Paix et amour universels : deux points phares de la doctrine de l'AC...

Voici, par exemple, en quels termes s’est exprimé à ce sujet un spirite qui est en même temps un pasteur protestant, et dont les paroles, en raison de cette double qualité, méritent quelque attention :

« On dit dans les Eglises : Mais ces esprits qui se manifestent, ce sont des démons, et il est dangereux de se mettre en relation avec le diable. Le diable, je n’ai pas l’honneur de le connaître (sic) ; mais enfin supposons qu’il existe : ce que je sais de lui, c’est qu’il a une réputation bien établie, celle d’être très intelligent, très malin, et en même temps de n’être pas un personnage essentiellement bon et charitable. Or, si les communications nous viennent du diable, comment se fait-il que, très souvent, elles ont un caractère si élevé, si beau, si sublime, qu’elles pourraient très avantageusement figurer dans les cathédrales et dans la prédication des orateurs religieux les plus éloquents ? Comment se fait-il que ce diable, qui est si malfaisant et si intelligent, s’applique dans tant de circonstances à fournir à ceux qui communiquent avec lui les directions les plus consolantes et les plus moralisantes ? Donc je ne puis pas croire que je suis en communication avec le diable » (1).

1 – Discours du pasteur Alfred Bénézech au Congrès spirite de Genève, en 1913.

Cet argument ne fait sur nous aucune impression, d’abord parce que, si le diable peut être théologien quand il y trouve avantage, il peut aussi, et « a fortiori », être moraliste, ce qui ne demande point tant d’intelligence ; on pourrait même admettre, avec quelque apparence de raison, que c’est là un déguisement qu’il prend pour mieux tromper les hommes et leur faire accepter des doctrines fausses. 

Ensuite, ces choses « consolantes » et « moralisantes » sont précisément, à nos yeux, de l’ordre le plus inférieur, et il faut être aveuglé par certains préjugés pour les trouver « élevées » et « sublimes » ; mettre la morale au-dessus de tout, comme le font les protestants et les spirites, c’est encore renverser l’ordre normal des choses ; cela même est donc « diabolique », ce qui ne veut pas dire que tous ceux qui pensent ainsi soient pour cela en communication effective avec le diable.

"Malheur à vous, scribes et pharisiens hypocrites ! parce que vous nettoyez le dehors de la coupe et du plat, et qu'au dedans ils sont pleins de rapine et d'intempérance."

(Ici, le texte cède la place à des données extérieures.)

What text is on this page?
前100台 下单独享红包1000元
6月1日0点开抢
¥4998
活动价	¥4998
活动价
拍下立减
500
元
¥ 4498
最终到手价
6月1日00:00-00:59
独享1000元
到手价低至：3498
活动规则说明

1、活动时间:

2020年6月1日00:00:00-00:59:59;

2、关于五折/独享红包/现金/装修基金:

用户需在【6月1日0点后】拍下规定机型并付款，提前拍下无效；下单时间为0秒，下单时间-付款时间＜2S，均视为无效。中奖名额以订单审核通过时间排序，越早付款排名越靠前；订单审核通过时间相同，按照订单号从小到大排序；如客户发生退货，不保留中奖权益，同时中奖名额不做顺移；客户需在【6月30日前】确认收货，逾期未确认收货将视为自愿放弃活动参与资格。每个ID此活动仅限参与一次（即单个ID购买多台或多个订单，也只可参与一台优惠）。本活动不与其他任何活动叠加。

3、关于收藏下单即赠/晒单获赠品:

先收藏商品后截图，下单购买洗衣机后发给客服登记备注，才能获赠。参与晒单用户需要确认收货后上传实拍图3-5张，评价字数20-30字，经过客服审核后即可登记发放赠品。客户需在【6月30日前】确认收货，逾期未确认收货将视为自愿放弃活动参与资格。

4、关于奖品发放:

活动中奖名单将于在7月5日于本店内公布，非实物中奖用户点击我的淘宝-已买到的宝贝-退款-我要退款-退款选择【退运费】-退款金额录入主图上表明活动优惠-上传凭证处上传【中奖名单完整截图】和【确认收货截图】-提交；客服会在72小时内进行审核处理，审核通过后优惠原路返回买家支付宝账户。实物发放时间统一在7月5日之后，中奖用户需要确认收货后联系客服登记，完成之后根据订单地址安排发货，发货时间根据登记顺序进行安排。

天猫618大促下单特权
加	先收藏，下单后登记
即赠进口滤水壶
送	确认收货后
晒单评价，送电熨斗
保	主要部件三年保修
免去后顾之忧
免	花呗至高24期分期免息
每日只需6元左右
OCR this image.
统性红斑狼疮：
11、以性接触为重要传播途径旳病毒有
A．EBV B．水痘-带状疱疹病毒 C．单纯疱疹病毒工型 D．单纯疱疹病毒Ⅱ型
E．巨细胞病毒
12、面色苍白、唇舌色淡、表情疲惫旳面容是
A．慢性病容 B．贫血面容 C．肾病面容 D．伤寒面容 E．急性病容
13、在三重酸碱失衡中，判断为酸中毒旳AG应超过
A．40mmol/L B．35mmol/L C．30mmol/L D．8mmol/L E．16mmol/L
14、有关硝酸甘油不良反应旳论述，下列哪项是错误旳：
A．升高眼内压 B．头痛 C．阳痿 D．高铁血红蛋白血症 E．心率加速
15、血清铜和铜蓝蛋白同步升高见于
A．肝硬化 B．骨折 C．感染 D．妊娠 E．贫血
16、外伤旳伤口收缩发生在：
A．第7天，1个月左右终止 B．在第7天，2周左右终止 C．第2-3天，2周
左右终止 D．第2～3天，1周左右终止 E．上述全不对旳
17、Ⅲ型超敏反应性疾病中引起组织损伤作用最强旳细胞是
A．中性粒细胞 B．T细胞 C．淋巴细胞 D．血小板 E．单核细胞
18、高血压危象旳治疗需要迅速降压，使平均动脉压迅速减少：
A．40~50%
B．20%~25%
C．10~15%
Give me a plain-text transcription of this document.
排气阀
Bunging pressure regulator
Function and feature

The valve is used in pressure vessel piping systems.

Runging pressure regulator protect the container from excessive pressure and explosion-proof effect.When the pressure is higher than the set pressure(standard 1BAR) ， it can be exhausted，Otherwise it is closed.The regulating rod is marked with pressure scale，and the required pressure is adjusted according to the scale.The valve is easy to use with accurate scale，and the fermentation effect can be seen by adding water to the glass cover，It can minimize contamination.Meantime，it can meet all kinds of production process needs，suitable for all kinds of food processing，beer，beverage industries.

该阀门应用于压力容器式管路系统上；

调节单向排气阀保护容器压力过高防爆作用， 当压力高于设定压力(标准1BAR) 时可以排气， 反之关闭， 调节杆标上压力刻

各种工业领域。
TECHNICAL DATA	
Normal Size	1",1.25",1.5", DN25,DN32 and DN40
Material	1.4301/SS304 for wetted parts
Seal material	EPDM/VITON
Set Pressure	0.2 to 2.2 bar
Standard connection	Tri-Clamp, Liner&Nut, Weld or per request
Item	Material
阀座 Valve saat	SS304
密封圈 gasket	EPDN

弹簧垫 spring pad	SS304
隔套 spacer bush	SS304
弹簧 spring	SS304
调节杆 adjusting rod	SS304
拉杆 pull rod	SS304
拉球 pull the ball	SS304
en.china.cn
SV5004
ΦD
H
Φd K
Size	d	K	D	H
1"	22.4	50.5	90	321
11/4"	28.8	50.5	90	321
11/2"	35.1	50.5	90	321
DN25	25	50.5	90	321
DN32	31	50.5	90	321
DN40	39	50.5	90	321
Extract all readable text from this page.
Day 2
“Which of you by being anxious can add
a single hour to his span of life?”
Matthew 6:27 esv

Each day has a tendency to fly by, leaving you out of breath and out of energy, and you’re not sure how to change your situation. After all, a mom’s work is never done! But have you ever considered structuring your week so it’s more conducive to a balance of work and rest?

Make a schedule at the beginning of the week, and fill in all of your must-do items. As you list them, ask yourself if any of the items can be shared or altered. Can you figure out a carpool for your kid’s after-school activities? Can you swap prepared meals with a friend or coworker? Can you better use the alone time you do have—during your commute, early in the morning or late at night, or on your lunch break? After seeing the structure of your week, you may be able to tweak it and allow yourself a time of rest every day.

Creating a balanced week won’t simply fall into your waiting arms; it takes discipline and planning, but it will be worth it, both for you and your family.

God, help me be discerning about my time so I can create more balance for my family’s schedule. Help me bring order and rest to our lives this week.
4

À ce propos, il y a encore une autre remarque à faire : c’est que les milieux où l’on éprouve le besoin de prêcher la morale en toute circonstances sont souvent les plus immoraux en pratique ; qu’on explique cela comme on voudra, mais c’est un fait ; pour nous, l’explication toute simple, c’est que tout ce qui touche à ce domaine met en jeu inévitablement ce qu’il y a de plus bas dans la nature humaine ; ce n’est pas pour rien que les notions morales de bien et de mal sont inséparables l’une de l’autre et ne peuvent exister que par leur opposition.
Mais que les admirateurs de la morale, s’ils n’ont pas les yeux fermés par un parti pris par trop incurable, veuillent bien regarder du moins s’il n’y aurait pas, dans les milieux spirites, bien des choses qui pourraient alimenter cette indignation qu’ils manifestent si facilement ; à en croire des gens qui ont fréquenté ces milieux, il y a là des dessous fort malpropres.
(...)

En ce qui nous concerne, nous ne voulons pas pousser les choses à l’extrême, et ce n’est pas à nous qu’il appartient de poser la question d’une action directe et « personnelle » de Satan ; mais peu nous importe, car, quand nous parlons de « satanisme », ce n’est pas nécessairement ainsi que nous l’entendons.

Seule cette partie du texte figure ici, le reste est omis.